Noting the longstanding buildup of militant forces within Islam that have fueled the Islamic State group, Obama cast doubt on the viability of a military solution, The Daily Caller reported.
“If we are honest, we understand that no external power is going to be able to force different religious communities or ethnic communities to coexist for long,” Obama said.
The president said we must “be honest about the nature of these conflicts and our international community must continue to work with those who seek to build rather than to destroy.”
While he granted that this process would have a military component, he also referred to “a place like Syria, where there’s no ultimate military victory to be won.”
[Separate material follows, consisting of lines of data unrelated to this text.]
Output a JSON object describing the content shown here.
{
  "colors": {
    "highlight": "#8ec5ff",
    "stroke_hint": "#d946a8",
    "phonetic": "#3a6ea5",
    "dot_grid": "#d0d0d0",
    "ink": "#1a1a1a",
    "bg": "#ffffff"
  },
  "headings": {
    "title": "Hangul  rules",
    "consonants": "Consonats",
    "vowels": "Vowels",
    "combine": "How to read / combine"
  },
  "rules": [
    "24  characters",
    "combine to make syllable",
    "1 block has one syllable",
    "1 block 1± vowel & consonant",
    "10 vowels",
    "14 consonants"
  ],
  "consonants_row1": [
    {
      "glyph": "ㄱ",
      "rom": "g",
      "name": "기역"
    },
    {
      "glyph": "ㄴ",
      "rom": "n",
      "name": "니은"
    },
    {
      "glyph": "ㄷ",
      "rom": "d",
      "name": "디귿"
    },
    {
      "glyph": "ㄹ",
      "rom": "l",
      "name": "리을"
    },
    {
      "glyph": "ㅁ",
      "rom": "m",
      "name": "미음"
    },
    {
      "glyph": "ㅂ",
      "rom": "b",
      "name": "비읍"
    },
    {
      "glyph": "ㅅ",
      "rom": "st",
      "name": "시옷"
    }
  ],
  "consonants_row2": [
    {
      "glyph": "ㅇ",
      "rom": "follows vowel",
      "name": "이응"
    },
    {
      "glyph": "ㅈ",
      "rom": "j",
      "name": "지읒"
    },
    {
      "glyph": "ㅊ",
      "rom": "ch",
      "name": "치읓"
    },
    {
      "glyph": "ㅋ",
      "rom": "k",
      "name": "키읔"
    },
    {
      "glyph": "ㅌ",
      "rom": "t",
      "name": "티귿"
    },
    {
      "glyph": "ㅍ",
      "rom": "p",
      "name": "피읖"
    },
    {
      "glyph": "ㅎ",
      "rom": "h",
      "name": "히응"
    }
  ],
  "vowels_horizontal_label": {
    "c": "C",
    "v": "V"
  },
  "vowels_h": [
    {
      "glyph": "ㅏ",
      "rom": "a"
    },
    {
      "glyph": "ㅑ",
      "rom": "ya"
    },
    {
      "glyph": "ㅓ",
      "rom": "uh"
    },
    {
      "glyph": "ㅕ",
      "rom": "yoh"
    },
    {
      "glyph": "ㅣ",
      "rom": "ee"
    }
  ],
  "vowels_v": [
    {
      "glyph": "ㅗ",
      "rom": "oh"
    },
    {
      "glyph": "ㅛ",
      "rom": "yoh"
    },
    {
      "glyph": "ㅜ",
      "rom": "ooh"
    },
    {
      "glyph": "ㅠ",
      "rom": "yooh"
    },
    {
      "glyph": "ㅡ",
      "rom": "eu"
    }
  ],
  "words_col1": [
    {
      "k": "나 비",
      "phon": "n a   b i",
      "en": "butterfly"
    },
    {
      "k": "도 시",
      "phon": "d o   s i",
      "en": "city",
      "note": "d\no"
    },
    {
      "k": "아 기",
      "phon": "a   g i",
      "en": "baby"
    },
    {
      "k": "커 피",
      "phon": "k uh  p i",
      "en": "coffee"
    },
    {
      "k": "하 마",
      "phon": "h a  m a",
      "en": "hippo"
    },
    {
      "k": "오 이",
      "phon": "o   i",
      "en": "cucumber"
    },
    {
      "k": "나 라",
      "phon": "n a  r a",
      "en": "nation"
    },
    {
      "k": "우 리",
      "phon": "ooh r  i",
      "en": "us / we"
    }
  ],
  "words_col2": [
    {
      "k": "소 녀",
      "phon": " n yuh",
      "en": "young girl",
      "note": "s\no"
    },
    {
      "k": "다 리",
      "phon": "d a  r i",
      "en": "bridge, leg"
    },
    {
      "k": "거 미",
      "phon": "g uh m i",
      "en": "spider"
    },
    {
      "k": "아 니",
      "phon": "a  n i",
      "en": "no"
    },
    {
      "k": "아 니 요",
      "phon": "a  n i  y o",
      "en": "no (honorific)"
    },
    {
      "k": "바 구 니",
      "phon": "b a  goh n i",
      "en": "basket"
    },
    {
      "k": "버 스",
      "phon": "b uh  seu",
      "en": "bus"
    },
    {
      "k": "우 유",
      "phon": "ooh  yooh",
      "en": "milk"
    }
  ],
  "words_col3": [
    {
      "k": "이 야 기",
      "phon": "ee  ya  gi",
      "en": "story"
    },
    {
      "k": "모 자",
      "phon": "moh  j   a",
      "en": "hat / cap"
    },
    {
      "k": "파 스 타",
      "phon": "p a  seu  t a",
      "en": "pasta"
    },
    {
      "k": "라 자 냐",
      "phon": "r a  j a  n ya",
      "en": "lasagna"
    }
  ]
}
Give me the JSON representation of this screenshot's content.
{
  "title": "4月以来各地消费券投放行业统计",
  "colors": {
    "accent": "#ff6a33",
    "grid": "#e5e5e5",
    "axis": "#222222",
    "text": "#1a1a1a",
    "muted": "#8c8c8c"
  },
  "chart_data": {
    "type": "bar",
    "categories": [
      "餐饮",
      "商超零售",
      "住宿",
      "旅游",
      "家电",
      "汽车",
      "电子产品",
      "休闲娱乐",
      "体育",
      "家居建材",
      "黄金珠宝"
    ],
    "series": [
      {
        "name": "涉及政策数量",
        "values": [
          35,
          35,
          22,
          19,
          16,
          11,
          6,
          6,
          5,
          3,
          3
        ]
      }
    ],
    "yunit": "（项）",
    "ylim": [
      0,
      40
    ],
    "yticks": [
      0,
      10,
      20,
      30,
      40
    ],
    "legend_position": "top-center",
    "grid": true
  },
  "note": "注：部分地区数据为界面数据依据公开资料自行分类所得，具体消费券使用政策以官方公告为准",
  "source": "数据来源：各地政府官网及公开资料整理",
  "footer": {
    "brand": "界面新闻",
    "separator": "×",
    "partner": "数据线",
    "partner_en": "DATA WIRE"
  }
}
Obama recommended that we “pursue the hard work of diplomacy that aims to stop the violence and deliver aid to those in need and support those who pursue a political settlement and can see those who are not like themselves as worthy of dignity and respect.”
You can watch here; the relevant portion of the video begins at 29:30.
We could be forgiven for wondering how any of this is supposed to work if we are led by liberal politicians who are reluctant to admit the often-obvious link between violence and radical Islam and who are more likely to criticize Christians than jihadists.
We also wonder how any of this is supposed to work if we are led by liberal politicians who have so conspicuously failed to “see those who are not like themselves as worthy of dignity and respect.”
It’s not going to work as long we call the good guys deplorable and the bad guys a religion of peace.
Think about it between now and November. You’ll know what to do.